Edited 2008-10-20 14:56 UTC

2008-10-20 3:54 pm
sbergman27
“””
The sad thing is, traditionally, all silent corruption is detected by the hardware, not the filesystem. Design principle: “who has the relevant information? The filesystem has.
“””
In what way does the hardware not have the relevant information? A CRC, of adequate length (CRC-32?), upon each sector is well within the capability of the hardware. The hardware already does one, possibly of inadequate length. What is sad is that we are seriously considering moving this thing which should be incumbent upon the hardware, back to the software, at significant processing cost.
I am not convinced that silent corruption is a real problem. Maybe it is, and maybe it isn’t.

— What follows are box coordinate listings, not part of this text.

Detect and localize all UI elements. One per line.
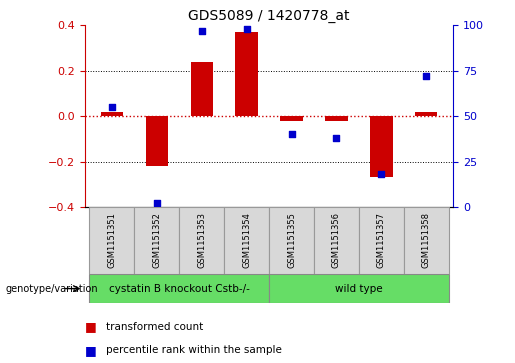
Bar	[179, 207, 224, 274]
Text: cystatin B knockout Cstb-/-: cystatin B knockout Cstb-/-	[109, 284, 250, 294]
Text: GSM1151357: GSM1151357	[377, 212, 386, 269]
Bar	[325, 116, 348, 121]
Point	[377, 171, 385, 177]
Point	[243, 26, 251, 32]
Bar	[359, 207, 404, 274]
Bar	[134, 207, 179, 274]
Bar	[146, 116, 168, 166]
Text: GSM1151356: GSM1151356	[332, 212, 341, 269]
Text: percentile rank within the sample: percentile rank within the sample	[106, 345, 282, 355]
Title: GDS5089 / 1420778_at: GDS5089 / 1420778_at	[188, 9, 350, 23]
Point	[332, 135, 340, 141]
Bar	[269, 274, 449, 303]
Text: GSM1151352: GSM1151352	[152, 213, 161, 268]
Point	[153, 200, 161, 206]
Bar	[269, 207, 314, 274]
Point	[287, 131, 296, 137]
Bar	[90, 274, 269, 303]
Point	[198, 28, 206, 34]
Point	[422, 73, 431, 79]
Bar	[404, 207, 449, 274]
Point	[108, 104, 116, 110]
Text: transformed count: transformed count	[106, 322, 203, 332]
Text: GSM1151354: GSM1151354	[242, 213, 251, 268]
Text: GSM1151353: GSM1151353	[197, 212, 206, 269]
Text: ■: ■	[85, 344, 97, 357]
Text: GSM1151358: GSM1151358	[422, 212, 431, 269]
Bar	[101, 112, 123, 116]
Text: GSM1151351: GSM1151351	[108, 213, 116, 268]
Bar	[235, 32, 258, 116]
Text: genotype/variation: genotype/variation	[5, 284, 98, 294]
Bar	[224, 207, 269, 274]
Bar	[191, 62, 213, 116]
Bar	[280, 116, 303, 121]
Bar	[90, 207, 134, 274]
Text: GSM1151355: GSM1151355	[287, 213, 296, 268]
Bar	[314, 207, 359, 274]
Bar	[370, 116, 392, 178]
Text: wild type: wild type	[335, 284, 383, 294]
Text: ■: ■	[85, 320, 97, 333]
Bar	[415, 112, 437, 116]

But if it is, it should be fixed at the proper layer. And that layer is the hardware, and not the filesystem. And if you *still* insist that the proper layer is somewhere in the OS, why not the block layer?

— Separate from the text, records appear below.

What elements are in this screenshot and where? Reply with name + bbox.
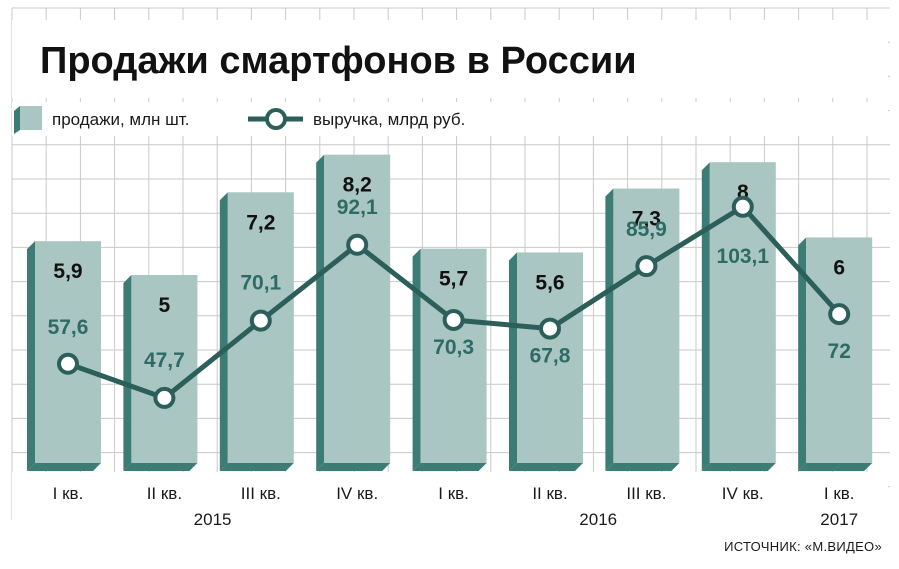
legend-bar-swatch-side: [14, 106, 20, 134]
year-label: 2017: [820, 510, 858, 529]
bar-value-label: 6: [833, 256, 845, 279]
bar-value-label: 5,9: [53, 260, 82, 283]
revenue-point: [828, 303, 851, 326]
bar-value-label: 5,7: [439, 268, 468, 291]
bar-bottom: [605, 463, 680, 471]
bar: [613, 188, 680, 463]
bar: [131, 275, 198, 463]
bar-side: [27, 241, 35, 471]
legend-label-sales: продажи, млн шт.: [52, 110, 189, 129]
revenue-point: [249, 309, 272, 332]
revenue-point: [731, 195, 754, 218]
legend-background: [12, 102, 888, 136]
revenue-value-label: 85,9: [626, 218, 667, 241]
x-tick-label: III кв.: [241, 484, 281, 503]
revenue-point: [442, 308, 465, 331]
bar-labels: 5,957,28,25,7 5,67,386: [53, 174, 845, 317]
revenue-value-label: 47,7: [144, 349, 185, 372]
bar: [324, 154, 391, 463]
bars: [27, 154, 873, 471]
chart-title: Продажи смартфонов в России: [40, 40, 637, 82]
bar-bottom: [27, 463, 101, 471]
title-background: [12, 20, 888, 98]
bar-value-label: 8,2: [343, 174, 372, 197]
bar-side: [316, 154, 325, 471]
bar: [420, 248, 487, 463]
x-tick-label: III кв.: [626, 484, 666, 503]
bar: [806, 237, 873, 463]
revenue-line: [57, 195, 851, 409]
revenue-value-label: 67,8: [530, 345, 571, 368]
bar-side: [605, 188, 614, 471]
bar: [35, 241, 101, 463]
legend-line-marker: [265, 108, 287, 130]
year-labels: 2015 2016 2017: [194, 510, 858, 529]
bar-value-label: 5,6: [535, 271, 564, 294]
bar-side: [412, 248, 421, 471]
bar-value-label: 5: [159, 294, 171, 317]
revenue-point: [346, 233, 369, 256]
legend-bar-swatch: [20, 106, 42, 130]
bar: [517, 252, 583, 463]
legend: продажи, млн шт. выручка, млрд руб.: [14, 106, 465, 134]
revenue-value-label: 72: [828, 340, 851, 363]
revenue-value-label: 70,1: [240, 272, 281, 295]
revenue-point: [539, 317, 561, 340]
x-tick-label: I кв.: [53, 484, 84, 503]
legend-label-revenue: выручка, млрд руб.: [313, 110, 465, 129]
bar-bottom: [412, 463, 487, 471]
revenue-point: [57, 352, 79, 375]
bar-side: [701, 162, 710, 471]
x-tick-label: I кв.: [438, 484, 469, 503]
bar-bottom: [701, 463, 776, 471]
bar-bottom: [123, 463, 198, 471]
bar-bottom: [219, 463, 294, 471]
bar-bottom: [316, 463, 391, 471]
bar-side: [798, 237, 807, 471]
year-label: 2016: [579, 510, 617, 529]
revenue-value-label: 70,3: [433, 336, 474, 359]
revenue-value-label: 92,1: [337, 196, 378, 219]
bar-value-label: 7,3: [632, 208, 661, 231]
x-tick-label: IV кв.: [722, 484, 764, 503]
bar-side: [219, 192, 228, 471]
x-tick-label: II кв.: [147, 484, 182, 503]
bar-value-label: 7,2: [246, 211, 275, 234]
bar-bottom: [509, 463, 583, 471]
line-labels: 57,6 47,7 70,1 92,1 70,3 67,8 85,9 103,1 72: [48, 196, 851, 372]
year-label: 2015: [194, 510, 232, 529]
x-tick-label: II кв.: [532, 484, 567, 503]
x-tick-label: IV кв.: [336, 484, 378, 503]
revenue-value-label: 57,6: [48, 316, 89, 339]
revenue-point: [153, 386, 176, 409]
axis-background: [12, 472, 888, 562]
x-tick-label: I кв.: [824, 484, 855, 503]
revenue-value-label: 103,1: [717, 245, 770, 268]
bar-side: [509, 252, 517, 471]
source-note: ИСТОЧНИК: «М.ВИДЕО»: [724, 539, 882, 554]
bar-side: [123, 275, 132, 471]
revenue-point: [635, 255, 658, 278]
x-axis-ticks: I кв. II кв. III кв. IV кв. I кв. II кв. III к…: [53, 484, 855, 503]
bar-bottom: [798, 463, 873, 471]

Edited 2008-10-20 15:59 UTC

2008-10-20 1:38 pm
FunkyELF
When I install a dual boot system I like to have a partition for storing data, music, pictures, movies etc…that can be accessible by both OS’s. With the driver from fs-driver.org I can use an ext2 or ext3 from within Windows. Will this work with ext4?

2008-10-20 3:05 pm
ba1l
Probably not. That driver is actually for ext2 only.
The on-disk format for ext3 is basically compatible with ext2. All it really does is adds a journal, and other features like extended attributes. An ext3 driver can mount an ext2 volume, and an ext2 driver can mount an ext3 volume.
I believe there are filesystem options that would render an ext3 volume unreadable by an ext2 driver, but I’m not 100% sure. If there are, they’re obviously turned off by default.
The same is basically true of ext4, with one exception. Extents, which are enabled by default, change the on-disk format and render it incompatible with ext2 and ext3 drivers. If you turned those off, you should be able to read an ext4 volume with an ext2 driver. I’m not sure I’d want to risk writing to an ext4 filesystem with an ext2 driver though.